Matthieu Gafsou
Biographie
Matthieu Gafsou est né en 1981 à Aubonne, Suisse. Il vit et travaille à Lausanne. Après un master en cinéma, littérature et philosophie, Matthieu Gafsou a étudié à l’École supérieure de la photographie de Vevey. Il participe depuis 2006 à de nombreuses expositions, a publié cinq livres et reçu plusieurs prix. Depuis 2012, il enseigne à l’ECAL; il est membre de l'agence MAPS depuis sa création, en 2017.
Paroles d'auteur
H+ traite du transhumanisme, un mouvement qui prône l’usage des sciences et des techniques afin d’améliorer les caractéristiques physiques et mentales des êtres humains. Certains considèrent ce mouvement comme la suite logique des évolutions technologiques, dans le continuum historique. On peut considérer qu’il s’agit d’une nouvelle forme de spiritualité, dégagée du poids des religions et qui érige l’humain en animal tout puissant. D’autres y voient une nouvelle forme de «chute», l’adoration de la technique et de l’individu devenant les signes d’une mégalomanie fautive.
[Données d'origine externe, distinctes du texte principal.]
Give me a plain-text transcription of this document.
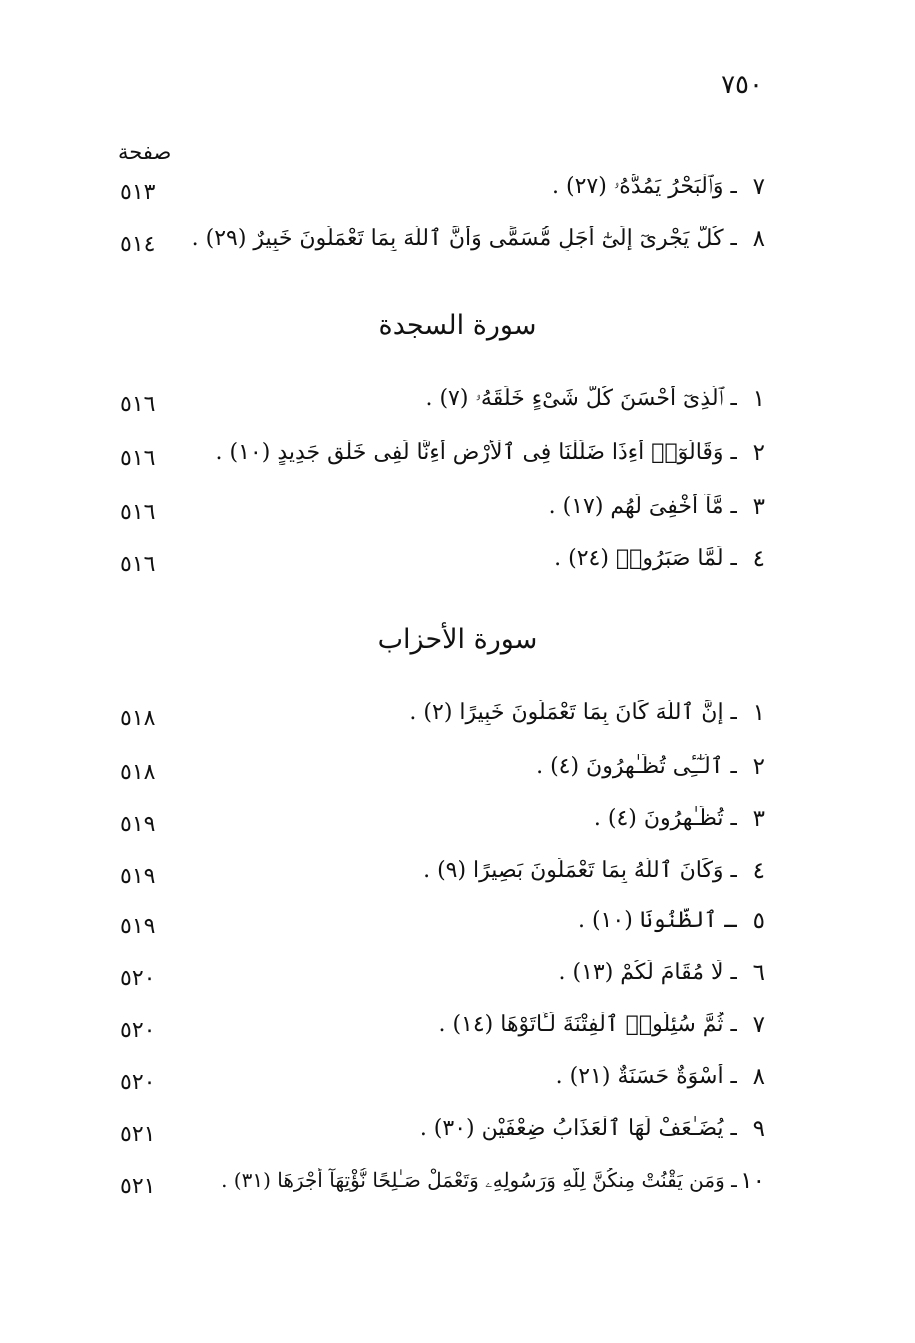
٧٥٠
صفحة
٧
ـ وَٱلْبَحْرُ يَمُدُّهُۥ (٢٧) .
٥١٣
٨
ـ كُلٌّ يَجْرِىٓ إِلَىٰٓ أَجَلٍ مُّسَمًّى وَأَنَّ ٱللَّهَ بِمَا تَعْمَلُونَ خَبِيرٌ (٢٩) .
٥١٤
سورة السجدة
١
ـ ٱلَّذِىٓ أَحْسَنَ كُلَّ شَىْءٍ خَلَقَهُۥ (٧) .
٥١٦
٢
ـ وَقَالُوٓا۟ أَءِذَا ضَلَلْنَا فِى ٱلْأَرْضِ أَءِنَّا لَفِى خَلْقٍ جَدِيدٍ (١٠) .
٥١٦
٣
ـ مَّآ أُخْفِىَ لَهُم (١٧) .
٥١٦
٤
ـ لَمَّا صَبَرُوا۟ (٢٤) .
٥١٦
سورة الأحزاب
١
ـ إِنَّ ٱللَّهَ كَانَ بِمَا تَعْمَلُونَ خَبِيرًا (٢) .
٥١٨
٢
ـ ٱلَّـٰٓـِٔى تُظَـٰهِرُونَ (٤) .
٥١٨
٣
ـ تُظَـٰهِرُونَ (٤) .
٥١٩
٤
ـ وَكَانَ ٱللَّهُ بِمَا تَعْمَلُونَ بَصِيرًا (٩) .
٥١٩
٥
ـ ٱلظُّنُونَا (١٠) .
٥١٩
٦
ـ لَا مُقَامَ لَكُمْ (١٣) .
٥٢٠
٧
ـ ثُمَّ سُئِلُوا۟ ٱلْفِتْنَةَ لَـَٔاتَوْهَا (١٤) .
٥٢٠
٨
ـ أُسْوَةٌ حَسَنَةٌ (٢١) .
٥٢٠
٩
ـ يُضَـٰعَفْ لَهَا ٱلْعَذَابُ ضِعْفَيْنِ (٣٠) .
٥٢١
١٠
ـ وَمَن يَقْنُتْ مِنكُنَّ لِلَّهِ وَرَسُولِهِۦ وَتَعْمَلْ صَـٰلِحًا نُّؤْتِهَآ أَجْرَهَا (٣١) .
٥٢١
Entre les adeptes de l’homme-machine (le cyborg), les tenants d’un abandon du corps et du transfert de l’esprit dans un ordinateur ou encore les partisans d’une médecine qui vaincrait le vieillissement, le transhumanisme véhicule des projections diverses, dont les signes existent déjà. Des prothèses à la nourriture-médicament en passant par les implants, la mesure de soi ou l’interaction humain-machine, on découvre que s’est installé un rapport au corps comme machine customisable à loisir, véhicule presque embarrassant d’un esprit survalorisé. Les acteurs impliqués vont des majors de l’industrie technologique aux sous-cultures. Si l’imaginaire des premières est globalement techno-progressiste (culte de la science comme libération de l’homme), celui des tenants d’une hétérodoxie du transhumanisme est riche et multiple. Il mêle littérature cyberpunk, modifications corporelles, culture un peu geek du jeu vidéo ou du manga… Les photographies de H+ sont peu contextualisées et elliptiques. Il y a une sécheresse formelle qui, mariée à la simplicité des compositions, permet de saisir la vision d’un humain détaché de sa chair. Prises isolément, elles déroutent plus qu’elles n’explicitent. C’est mises en réseau qu’elles tissent la toile d’un discours. Artificielles, les photos ressemblent à leur sujet: on ne sait plus si c’est le vivant qui s’éteint en devenant machine ou si l’inanimé prend vie. H+ parle de notre corps, de notre quotidien et de notre rapport à la technique autant qu’il ouvre sur des perspectives d’avenir. Il ne donne aucune réponse mais peut fonctionner à la fois comme un outil pour penser une question essentielle de notre présent et comme un espace poétique qui nous confronte à l’absurde de notre finitude.
Focus
Humanité augmentée
Focus
Humanité augmentée
La photographie est un outil qui permet à l’homme de conserver des images alors que la mémoire les garde de manière fragmentaire. Cet outil a permis de développer le potentiel de l’être humain et avec le développement des technologies, l’appareil photographique ne serait plus tenu à bout de bras ou porté à l’oeil mais il serait implanté dans le corps humain. C’est le rêve des transhumanistes et le sujet du travail de Matthieu Gafsou, H+ pour Humanité Augmentée. De manière littérale, on est dans la science-fiction. Ainsi, qu’est-ce que le transhumanisme ? Le mot est inventé par un scientifique, Julian Huxley (frère de Aldous Huxley, auteur du Meilleur des mondes) pour désigner un passage, une évolution de l’homo sapiens (préfixe trans-) vers un nouvel âge de l’humanité. Les transhumanistes revendiquent l’utilisation de nouvelles technologies : homme augmenté, cerveau connecté, intelligence artificielle, nanotechnologies, eugénisme positif, immortalité, uploading, cryogénie, rajeunissement, conquête spatiale, etc. Le but étant de créer l’humanité de demain, le posthumanisme. L’intention documentaire du photographe est manifeste mais, par la force de l’imaginaire, elle se double aussi d’une dimension fictionnelle forte.